We then carried on to the top of the golf course having picked up Tony before continuing round to Headley. At the foot of Secret Singletrack I had to stop to sort a mechanical as my doofer/chain tensioner (call it what you will) had dropped the jockey wheel. After a bit of fiddling it seemed the problem was the bolt was stripping slightly but we managed to persuade it to grip for a bit more.
Finally we set off across Headley, with us all deep in conversation as the miles passed at a fair old rate. I’m pretty pleased with the way I’m able to dig in on the climbs at the moment, almost relishing the pain involved (and believe me it does hurt!).
The sharp declines and ascents across here really take their toll though. Having reached the road near High Ashurst we were forced to stop again for more doofer fiddling and by the time we’d made it to the Box Hill road it was in a sorry state.
Patched up as best as possible we quickly sped along the road to the descent down to Juniper Bottom. It was oh-so-tempting to try China Pig but with wet greasy mud everywhere and knowing there’s plenty of off-camber roots down there I decided to head straight down the valley. What an eye-opener that was!
Thinking back, I don’t think I’ve ridden the descent for months. DaveC recently climbed it with James and mentioned he’d been confronted by a wave of water coming down (not as much as I found at Bordon though…) and the evidence was there to see.
Huge ruts and gulleys seem to have been cut in to the surface near the top which meant I had to chuck the bike around and over them to avoid going over the bars. Weight back, hop the front wheel over and all should be fine.
By the time we’d reached the bottom, the trail pixies had decided to claim the jockey wheel on my doofer which had obviously bounced clean off. At first I was worried I’d bust a spoke or something on the gulleys but it was just the chain flapping off both rings!
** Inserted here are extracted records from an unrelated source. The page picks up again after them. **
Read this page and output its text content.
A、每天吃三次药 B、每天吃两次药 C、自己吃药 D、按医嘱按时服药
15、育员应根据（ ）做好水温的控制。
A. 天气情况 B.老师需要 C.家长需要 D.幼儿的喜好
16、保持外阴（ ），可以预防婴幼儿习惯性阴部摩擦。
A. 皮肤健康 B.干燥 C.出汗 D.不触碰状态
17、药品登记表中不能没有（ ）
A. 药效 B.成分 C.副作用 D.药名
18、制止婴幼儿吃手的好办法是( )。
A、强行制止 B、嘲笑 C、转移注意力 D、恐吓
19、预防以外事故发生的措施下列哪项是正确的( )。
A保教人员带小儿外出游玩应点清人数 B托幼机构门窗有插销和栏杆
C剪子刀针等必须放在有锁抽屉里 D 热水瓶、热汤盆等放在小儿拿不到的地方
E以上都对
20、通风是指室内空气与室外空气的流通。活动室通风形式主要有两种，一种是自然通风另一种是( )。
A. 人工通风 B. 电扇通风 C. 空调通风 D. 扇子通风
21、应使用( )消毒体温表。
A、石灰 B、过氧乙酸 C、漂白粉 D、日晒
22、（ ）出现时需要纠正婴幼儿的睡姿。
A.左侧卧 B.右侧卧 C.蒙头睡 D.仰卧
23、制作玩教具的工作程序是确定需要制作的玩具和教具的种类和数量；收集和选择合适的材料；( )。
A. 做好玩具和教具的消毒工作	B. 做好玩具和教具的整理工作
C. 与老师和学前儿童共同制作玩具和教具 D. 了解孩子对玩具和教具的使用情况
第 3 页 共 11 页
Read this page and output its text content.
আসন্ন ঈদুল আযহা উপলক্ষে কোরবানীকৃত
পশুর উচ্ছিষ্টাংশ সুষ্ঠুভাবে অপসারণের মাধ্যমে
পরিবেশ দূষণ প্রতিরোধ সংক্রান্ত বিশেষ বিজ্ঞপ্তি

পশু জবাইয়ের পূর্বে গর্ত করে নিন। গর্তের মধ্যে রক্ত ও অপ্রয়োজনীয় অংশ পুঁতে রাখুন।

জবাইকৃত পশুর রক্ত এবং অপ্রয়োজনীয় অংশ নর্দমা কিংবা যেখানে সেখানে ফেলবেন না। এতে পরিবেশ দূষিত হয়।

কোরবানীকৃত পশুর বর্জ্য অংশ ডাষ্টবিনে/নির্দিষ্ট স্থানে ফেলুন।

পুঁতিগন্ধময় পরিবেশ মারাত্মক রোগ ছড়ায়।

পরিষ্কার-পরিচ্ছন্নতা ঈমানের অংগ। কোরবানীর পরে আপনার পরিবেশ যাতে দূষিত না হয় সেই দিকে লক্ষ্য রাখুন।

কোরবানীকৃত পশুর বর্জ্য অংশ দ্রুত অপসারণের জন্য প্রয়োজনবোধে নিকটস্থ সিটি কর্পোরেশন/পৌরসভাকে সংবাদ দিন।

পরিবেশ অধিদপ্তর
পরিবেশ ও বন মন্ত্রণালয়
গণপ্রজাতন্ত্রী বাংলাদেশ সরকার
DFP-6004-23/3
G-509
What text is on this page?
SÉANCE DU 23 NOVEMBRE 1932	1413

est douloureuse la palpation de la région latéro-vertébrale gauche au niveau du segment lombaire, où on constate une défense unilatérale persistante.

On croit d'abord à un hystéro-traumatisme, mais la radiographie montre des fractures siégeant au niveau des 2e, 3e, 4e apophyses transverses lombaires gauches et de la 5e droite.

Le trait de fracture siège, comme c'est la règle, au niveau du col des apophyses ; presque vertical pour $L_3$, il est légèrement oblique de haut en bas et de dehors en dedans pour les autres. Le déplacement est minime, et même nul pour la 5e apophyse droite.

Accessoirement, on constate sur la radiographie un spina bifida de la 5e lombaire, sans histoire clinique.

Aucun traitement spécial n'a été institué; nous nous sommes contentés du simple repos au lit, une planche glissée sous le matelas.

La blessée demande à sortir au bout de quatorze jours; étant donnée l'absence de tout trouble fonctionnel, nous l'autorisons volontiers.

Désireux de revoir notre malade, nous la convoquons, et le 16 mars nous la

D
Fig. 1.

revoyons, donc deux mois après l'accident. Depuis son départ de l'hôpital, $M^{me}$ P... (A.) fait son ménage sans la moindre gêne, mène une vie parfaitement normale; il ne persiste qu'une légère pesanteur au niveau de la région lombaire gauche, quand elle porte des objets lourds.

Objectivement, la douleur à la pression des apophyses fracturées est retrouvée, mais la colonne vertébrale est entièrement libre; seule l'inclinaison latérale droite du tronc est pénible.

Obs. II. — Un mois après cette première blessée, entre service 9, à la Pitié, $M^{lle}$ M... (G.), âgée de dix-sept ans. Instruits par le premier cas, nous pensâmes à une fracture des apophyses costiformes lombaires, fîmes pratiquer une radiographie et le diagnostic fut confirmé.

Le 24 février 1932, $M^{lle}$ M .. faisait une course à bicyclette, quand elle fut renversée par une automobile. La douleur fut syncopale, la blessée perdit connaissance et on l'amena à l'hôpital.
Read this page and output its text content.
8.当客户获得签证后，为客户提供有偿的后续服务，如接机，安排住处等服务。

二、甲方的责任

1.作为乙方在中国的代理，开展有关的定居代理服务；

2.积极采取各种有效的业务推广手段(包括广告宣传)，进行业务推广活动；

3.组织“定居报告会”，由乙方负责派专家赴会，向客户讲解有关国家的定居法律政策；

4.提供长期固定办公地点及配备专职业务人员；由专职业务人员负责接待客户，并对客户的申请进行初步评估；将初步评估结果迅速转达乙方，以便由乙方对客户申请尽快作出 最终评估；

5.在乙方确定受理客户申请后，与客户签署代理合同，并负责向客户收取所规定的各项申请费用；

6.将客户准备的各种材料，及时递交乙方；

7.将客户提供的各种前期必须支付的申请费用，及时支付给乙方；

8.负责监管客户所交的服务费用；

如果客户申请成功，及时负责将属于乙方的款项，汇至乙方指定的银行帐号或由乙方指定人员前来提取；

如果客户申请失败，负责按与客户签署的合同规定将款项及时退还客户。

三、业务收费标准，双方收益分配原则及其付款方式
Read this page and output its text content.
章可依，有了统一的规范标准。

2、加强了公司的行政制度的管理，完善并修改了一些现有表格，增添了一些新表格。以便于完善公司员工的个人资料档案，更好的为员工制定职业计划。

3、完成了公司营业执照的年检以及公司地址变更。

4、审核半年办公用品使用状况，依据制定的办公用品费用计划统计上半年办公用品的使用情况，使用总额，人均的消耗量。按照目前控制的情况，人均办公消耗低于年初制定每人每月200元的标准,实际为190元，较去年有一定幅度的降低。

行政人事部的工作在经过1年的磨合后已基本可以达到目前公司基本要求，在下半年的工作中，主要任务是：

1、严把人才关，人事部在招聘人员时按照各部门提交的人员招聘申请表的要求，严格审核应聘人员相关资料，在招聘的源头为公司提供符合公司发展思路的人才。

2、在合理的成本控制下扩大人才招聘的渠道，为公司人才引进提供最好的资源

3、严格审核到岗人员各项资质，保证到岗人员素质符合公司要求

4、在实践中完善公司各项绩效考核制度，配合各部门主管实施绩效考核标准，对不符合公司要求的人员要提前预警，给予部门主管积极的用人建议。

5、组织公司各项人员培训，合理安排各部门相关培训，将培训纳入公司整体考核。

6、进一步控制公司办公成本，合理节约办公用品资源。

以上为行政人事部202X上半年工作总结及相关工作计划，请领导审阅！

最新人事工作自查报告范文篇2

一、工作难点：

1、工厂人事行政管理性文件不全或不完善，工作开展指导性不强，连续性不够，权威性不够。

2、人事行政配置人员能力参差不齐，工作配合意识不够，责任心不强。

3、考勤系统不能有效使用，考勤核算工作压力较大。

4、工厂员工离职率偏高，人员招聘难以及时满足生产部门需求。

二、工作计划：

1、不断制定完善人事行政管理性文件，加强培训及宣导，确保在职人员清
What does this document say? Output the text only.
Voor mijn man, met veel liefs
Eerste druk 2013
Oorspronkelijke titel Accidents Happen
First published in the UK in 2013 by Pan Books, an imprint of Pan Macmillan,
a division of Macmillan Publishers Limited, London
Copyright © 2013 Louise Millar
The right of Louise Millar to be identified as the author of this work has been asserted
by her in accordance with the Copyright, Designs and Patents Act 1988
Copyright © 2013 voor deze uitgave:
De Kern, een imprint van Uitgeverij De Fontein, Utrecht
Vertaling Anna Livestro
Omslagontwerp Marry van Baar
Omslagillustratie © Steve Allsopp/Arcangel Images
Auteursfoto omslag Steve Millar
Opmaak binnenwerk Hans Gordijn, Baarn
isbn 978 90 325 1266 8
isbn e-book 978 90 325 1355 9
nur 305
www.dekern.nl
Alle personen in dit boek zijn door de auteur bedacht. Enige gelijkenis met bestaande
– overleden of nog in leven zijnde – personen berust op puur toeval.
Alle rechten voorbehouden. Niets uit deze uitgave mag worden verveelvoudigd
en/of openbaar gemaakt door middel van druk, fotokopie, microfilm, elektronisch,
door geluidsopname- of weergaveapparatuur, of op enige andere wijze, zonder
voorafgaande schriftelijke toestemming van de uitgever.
Within a short space of time though we realised that Tony hadn’t appeared. Fearing the worst, we turned and dragged ourselves back up the trail, I was able to keep the chain on with the positive tension coming from steady pedalling. Fortunately, just as the trail decided to really get steep Tony appeared out of the darkness and in one piece, nursing his bike down with a front puncture. Thank God for that, I was starting to wonder if another injury was on the cards.
Puncture fixed we trundled down to the road and again my chain miraculously stayed on. But it was clear I didn’t have many trail options open to me. With the fast pace starting to tell anyway we rode back through Mickleham village before climbing up through Norbury Park.
The climbing was ideal for keeping the chain in place but it didn’t do my legs any favours! Eventually though we rolled down through the park and on to Roaring House Farm and home for a respectably prompt finish. I had 15 miles on the clock at 9.9mph average by the time I got home.
A special mention needs to go to Del who it turns out is a director of Four4th bike lights (pronounced ‘fourth’). He’s a UK based engineer and manufacturer from Farnborough who has developed some very impressive looking LED MTB lights that chuck out a claimed 1200 lumens from a tiny unit – all very neatly CNC machined and anodised.
Del was kind enough to take my broken doofer off me for repair with a special anodised finish which I’ll be very interested to see. As for the lights, suffice to say he had plenty of output for his (and everyone else’s) needs – a set for review is on its way soon so watch this space.